Just think how overjoyed Ed Tufte must be. Legions of new abuses to rant about. ;-)
CorelDraw can read/convert to/from PPT? Ah...

It claims to be able to, but probably isn't up to speed on the new format. OTOH, I was thinking more
in terms of copy/paste between the two.
Ah. Well, it was a workaround/cheat, really. Copying the grouped objects
from PPT 2007, I special-pasted them into Word 2007 as a EMF, right-clicked
on the group, and then clicked Edit Object or whatever it is in English (my
native language was English; my current language is now officially Engrish,
hah!). Does that work for you? The sad by-product of this method is that,
well, text boxes get sliced up. It gets reinterpreted somehow - things aren't
as they should be. :-o

I'll give that a shot next time I have the 2007 box available. It comes, it goes off to do other
things ...
 
S

Steve Rindsberg

Just tried importing and then pasting some PowerPoint 2007 text box and
autoshape data into CorelDraw X3. Importing is a no-go... CorelDraw X3
doesn't seem to recognize PowerPoint as a valid file extension. However, text
pasted from PowerPoint 2007 into CorelDraw X3 gets converted to art text...
in other words, outlined text. Point text!
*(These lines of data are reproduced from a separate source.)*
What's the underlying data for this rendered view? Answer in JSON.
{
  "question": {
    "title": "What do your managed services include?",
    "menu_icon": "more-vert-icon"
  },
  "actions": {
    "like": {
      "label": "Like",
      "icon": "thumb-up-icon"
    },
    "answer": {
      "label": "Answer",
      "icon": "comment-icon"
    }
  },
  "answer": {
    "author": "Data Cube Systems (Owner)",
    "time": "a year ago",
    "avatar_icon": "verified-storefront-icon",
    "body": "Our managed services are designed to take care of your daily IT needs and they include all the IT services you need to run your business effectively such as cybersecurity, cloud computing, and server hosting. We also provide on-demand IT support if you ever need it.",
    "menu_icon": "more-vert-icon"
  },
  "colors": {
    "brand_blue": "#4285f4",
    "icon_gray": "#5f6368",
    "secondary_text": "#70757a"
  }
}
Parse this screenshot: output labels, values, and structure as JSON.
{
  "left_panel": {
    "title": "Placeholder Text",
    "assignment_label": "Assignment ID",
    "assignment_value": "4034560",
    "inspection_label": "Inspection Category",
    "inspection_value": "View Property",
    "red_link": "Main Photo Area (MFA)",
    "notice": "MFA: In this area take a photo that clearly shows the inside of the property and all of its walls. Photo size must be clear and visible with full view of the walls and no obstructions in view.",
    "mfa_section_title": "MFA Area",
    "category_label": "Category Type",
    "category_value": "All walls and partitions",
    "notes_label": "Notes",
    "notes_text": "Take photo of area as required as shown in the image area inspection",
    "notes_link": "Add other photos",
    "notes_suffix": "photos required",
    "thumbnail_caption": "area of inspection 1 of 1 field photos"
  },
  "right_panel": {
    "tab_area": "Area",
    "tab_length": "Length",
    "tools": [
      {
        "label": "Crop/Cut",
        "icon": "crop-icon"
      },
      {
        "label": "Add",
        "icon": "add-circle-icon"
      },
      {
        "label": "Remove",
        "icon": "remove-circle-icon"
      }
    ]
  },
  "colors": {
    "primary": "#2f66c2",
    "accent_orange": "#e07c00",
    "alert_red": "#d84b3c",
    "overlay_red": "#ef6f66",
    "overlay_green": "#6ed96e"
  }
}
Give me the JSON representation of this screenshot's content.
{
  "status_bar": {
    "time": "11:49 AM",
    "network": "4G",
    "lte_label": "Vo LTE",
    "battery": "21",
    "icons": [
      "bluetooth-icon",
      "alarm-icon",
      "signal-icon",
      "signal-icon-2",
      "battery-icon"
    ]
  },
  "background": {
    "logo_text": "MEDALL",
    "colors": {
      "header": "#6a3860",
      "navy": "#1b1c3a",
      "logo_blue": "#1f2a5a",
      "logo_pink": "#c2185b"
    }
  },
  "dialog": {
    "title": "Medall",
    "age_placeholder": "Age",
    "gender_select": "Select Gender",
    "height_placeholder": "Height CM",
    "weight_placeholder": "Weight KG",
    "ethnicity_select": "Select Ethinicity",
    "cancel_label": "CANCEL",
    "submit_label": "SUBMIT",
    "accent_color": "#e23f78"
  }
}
Hmmm... it's hard to figure out
whether that's good or bad... probably bad, if you want to maintain text data
as text in CorelDraw X3. I don't know if CorelDraw 12 behaves any better.
Same thing happens with Illustrator CS.

What other apps have cross-compatibility with PowerPoint via the clipboard,
I wonder?

I wonder if the problem is along the lines of:

PPT's introduced a lot of nifty new eyecandy but it can only be adequately rendered
by PPT/Office itself.

The other likely clipboard format that anything else will be able to read is EMF,
which may not be up to the task of reproducing this new stuff. Or PPT 2007 isn't up
to the task of rendering its goodies into EMF for the clipboard.